Snipped my original post because I was just trying to look at some text on another screen, but the topic is interesting so continuing the thread :)

Quote from: dubsartur on March 27, 2025, 04:48:08 PMin my own jargon identities are fundamentally "I am" not all the things that get placed on people like race or class or servile status
Yeah, that differs from how I tend to treat the term for data modelling purposes: I think it's a useful distinction to make but as you say, since we can't get people's internal thinking anyway, I often skip the gap and just call everything an identity. Even in modern periods one can never truly get someone's unfiltered internal monologue.
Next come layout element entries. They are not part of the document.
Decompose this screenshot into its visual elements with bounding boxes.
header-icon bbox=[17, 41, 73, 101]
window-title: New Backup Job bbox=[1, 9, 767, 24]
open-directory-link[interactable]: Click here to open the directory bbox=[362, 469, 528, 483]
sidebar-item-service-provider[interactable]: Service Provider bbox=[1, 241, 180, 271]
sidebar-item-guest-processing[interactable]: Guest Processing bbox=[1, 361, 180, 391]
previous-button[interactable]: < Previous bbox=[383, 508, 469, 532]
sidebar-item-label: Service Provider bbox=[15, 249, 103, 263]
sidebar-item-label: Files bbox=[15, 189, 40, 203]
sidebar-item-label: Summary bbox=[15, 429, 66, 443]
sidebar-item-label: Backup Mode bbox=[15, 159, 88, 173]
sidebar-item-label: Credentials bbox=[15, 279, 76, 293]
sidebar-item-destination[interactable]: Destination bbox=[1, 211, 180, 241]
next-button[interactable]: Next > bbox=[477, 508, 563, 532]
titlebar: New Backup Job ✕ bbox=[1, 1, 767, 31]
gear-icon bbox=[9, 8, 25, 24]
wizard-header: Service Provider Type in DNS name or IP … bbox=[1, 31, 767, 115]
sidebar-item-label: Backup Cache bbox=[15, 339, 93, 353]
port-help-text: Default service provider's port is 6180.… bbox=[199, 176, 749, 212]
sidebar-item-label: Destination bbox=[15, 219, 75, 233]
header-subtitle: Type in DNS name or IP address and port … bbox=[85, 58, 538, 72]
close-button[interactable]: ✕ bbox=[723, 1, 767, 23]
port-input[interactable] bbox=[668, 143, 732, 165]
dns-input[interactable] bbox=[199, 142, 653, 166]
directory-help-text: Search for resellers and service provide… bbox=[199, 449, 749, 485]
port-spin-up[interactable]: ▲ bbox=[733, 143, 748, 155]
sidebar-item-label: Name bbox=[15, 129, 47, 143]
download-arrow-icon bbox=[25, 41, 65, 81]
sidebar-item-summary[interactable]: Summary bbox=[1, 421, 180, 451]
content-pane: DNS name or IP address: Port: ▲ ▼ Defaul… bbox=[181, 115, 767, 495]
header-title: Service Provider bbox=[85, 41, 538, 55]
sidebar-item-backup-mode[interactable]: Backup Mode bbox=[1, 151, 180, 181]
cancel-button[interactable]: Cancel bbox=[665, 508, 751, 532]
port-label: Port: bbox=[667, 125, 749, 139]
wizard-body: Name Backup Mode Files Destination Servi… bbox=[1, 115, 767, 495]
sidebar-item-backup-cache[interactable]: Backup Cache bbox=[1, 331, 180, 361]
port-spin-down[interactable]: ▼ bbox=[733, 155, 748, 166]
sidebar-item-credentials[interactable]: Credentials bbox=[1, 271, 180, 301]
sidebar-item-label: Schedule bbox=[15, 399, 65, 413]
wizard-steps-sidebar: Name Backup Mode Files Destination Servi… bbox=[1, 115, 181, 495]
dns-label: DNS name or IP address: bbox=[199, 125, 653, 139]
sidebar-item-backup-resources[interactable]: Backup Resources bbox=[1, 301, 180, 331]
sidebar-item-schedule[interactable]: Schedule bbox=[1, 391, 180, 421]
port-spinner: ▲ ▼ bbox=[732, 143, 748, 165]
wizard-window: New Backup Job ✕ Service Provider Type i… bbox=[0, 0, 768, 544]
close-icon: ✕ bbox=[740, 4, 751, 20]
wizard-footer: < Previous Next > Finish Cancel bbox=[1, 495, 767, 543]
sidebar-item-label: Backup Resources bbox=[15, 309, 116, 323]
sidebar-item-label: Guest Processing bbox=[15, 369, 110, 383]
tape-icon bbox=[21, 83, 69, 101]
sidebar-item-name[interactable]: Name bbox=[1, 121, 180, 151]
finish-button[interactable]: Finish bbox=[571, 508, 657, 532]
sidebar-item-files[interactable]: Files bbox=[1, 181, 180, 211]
I also think the relationship between "I am" and "I am seen as" can be pretty complex: class and race are imposed categories, but also things that people absolutely do identify with (working class identity in Britain is a whole thing and not always a negative by any means: young middle class Labour activists will often try and hammer down any bit of a working-class credential they can find in their backgrounds).
The duke, the wanderer, the philosopher, the mariner, the warrior, the strategist, the storyteller, the wizard, the wayfarer...

dubsartur

I wondered what was going on with this thread.

The beautiful thing about identity is that as soon as someone says "I am" it exists.  And we can easily access that in some societies, just like we can often access external measures such as baptisimal records or guild membership. And there is so much confusion around these categories that I like to clearly distinguish the two.